**FOR IMMEDIATE RELEASE**
April 11, 2012
Contact: Aja Worthy-Davis at (212) 788-7081
Council Member Letitia James Comments On Charges Against George Zimmerman
(New York, NY)— On April 11, 2012, Florida special prosecutor Angela Corey announced the state’s intention to charge George Zimmerman for murder in the second degree, in relation to the shooting death of unarmed teen Trayvon Martin. Zimmerman recently surrendered to the Florida State Department of Law Enforcement. Previously, elected officials and social justice advocates nationwide criticized the fact that Mr. Zimmerman remained outside of police custody, with no criminal charges laid against him despite overwhelming evidence.
The tragic murder of Trayvon Martin has struck a chord with many Americans. On March 28, 2012, Council Members Letitia James and Melissa Mark Viverito held a press conference on the steps of City Hall calling for justice for Trayvon, and harsh criticism of ‘Stand Your Ground’ laws nationwide. That same day, the City Council put forth a resolution condemning the senseless shooting of Trayvon, and the inadequate investigation that followed. There have also been a number of similar demonstrations in New York City churches and public parks in the past month.

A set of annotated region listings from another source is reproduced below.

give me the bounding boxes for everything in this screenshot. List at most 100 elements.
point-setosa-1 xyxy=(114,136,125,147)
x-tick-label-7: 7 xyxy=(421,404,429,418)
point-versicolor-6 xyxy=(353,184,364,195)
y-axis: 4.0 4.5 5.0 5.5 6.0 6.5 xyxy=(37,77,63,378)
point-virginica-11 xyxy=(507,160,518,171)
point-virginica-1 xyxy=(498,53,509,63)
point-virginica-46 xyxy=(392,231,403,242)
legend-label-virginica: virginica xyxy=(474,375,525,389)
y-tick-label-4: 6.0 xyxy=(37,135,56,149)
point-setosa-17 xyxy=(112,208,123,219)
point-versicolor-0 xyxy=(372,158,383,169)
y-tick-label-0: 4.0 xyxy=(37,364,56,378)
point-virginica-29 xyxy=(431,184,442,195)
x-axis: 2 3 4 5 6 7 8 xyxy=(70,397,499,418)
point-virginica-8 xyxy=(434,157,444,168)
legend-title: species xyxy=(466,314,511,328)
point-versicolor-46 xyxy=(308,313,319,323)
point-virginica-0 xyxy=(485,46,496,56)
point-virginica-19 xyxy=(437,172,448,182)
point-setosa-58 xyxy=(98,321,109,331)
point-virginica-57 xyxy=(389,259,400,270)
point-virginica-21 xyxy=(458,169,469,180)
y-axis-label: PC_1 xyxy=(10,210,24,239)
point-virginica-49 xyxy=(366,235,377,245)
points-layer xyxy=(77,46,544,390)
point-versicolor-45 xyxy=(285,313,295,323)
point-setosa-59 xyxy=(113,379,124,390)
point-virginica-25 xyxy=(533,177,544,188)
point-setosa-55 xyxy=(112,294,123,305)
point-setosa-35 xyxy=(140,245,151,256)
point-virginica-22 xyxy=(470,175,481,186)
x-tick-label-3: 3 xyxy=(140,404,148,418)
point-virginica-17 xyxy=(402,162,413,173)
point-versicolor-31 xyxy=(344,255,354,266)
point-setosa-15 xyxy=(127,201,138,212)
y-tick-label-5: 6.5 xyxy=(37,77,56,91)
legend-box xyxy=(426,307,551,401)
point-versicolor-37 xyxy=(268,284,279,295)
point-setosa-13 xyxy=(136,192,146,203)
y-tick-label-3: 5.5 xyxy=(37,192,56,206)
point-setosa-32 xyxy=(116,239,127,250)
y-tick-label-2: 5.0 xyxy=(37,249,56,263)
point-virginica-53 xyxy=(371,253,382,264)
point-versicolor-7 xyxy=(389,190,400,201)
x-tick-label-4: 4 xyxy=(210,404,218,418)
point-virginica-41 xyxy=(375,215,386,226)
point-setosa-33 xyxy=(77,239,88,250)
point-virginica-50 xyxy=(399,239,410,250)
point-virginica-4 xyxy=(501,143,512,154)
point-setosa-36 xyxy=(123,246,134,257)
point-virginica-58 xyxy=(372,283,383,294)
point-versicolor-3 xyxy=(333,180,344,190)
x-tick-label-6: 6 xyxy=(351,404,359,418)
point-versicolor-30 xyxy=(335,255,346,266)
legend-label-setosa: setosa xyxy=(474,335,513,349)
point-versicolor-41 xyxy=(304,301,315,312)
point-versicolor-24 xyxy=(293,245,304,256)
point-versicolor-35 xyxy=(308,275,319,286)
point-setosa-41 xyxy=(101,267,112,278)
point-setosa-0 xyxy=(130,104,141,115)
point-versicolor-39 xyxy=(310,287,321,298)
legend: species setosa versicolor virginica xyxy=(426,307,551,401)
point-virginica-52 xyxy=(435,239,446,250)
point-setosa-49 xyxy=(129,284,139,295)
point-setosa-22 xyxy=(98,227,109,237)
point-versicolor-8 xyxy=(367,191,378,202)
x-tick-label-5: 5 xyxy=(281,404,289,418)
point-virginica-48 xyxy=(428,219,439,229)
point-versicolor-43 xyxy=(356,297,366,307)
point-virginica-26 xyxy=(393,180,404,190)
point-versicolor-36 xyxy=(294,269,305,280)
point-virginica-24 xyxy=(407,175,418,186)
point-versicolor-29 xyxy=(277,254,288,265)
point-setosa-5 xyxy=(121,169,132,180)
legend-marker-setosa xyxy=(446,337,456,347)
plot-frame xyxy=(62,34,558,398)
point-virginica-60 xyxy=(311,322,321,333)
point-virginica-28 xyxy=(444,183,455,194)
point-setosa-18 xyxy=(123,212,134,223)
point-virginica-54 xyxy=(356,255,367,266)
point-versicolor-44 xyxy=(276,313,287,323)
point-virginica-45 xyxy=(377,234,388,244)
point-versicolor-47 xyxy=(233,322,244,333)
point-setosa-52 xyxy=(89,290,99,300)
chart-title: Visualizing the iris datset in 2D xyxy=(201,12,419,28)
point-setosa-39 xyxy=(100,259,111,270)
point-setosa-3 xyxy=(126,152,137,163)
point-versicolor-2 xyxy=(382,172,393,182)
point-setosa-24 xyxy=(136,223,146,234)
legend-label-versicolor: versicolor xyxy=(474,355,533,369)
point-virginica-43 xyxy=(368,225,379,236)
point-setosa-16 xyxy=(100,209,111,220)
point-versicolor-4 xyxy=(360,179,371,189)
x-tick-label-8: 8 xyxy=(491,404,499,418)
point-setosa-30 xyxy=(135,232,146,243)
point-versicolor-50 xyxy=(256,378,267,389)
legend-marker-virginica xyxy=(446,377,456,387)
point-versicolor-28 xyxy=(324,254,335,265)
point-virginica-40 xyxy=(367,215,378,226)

“What happened to Trayvon was a senseless tragedy,” said Council Member Letitia James. “However, it has begun a national conversation around gun control, racism, and the many faces of violence. The overt and covert ways in which we as a society label young Black men as ‘threatening’ must stop. It is important to recognize that reckless vigilantism is a threat to the safety of us all, and we must adopt a no-tolerance approach. I again extend my condolences to Tracy Martin and Sybrina Fulton over the loss of their son, and I commend the Florida state special prosecutors on their handling of the case.”
The wearing of a hooded sweatshirt (in reference to the clothing Trayvon was wearing when he died) has become a symbol of anti-violence and social justice; and a call for the end of the demonization of young men of color.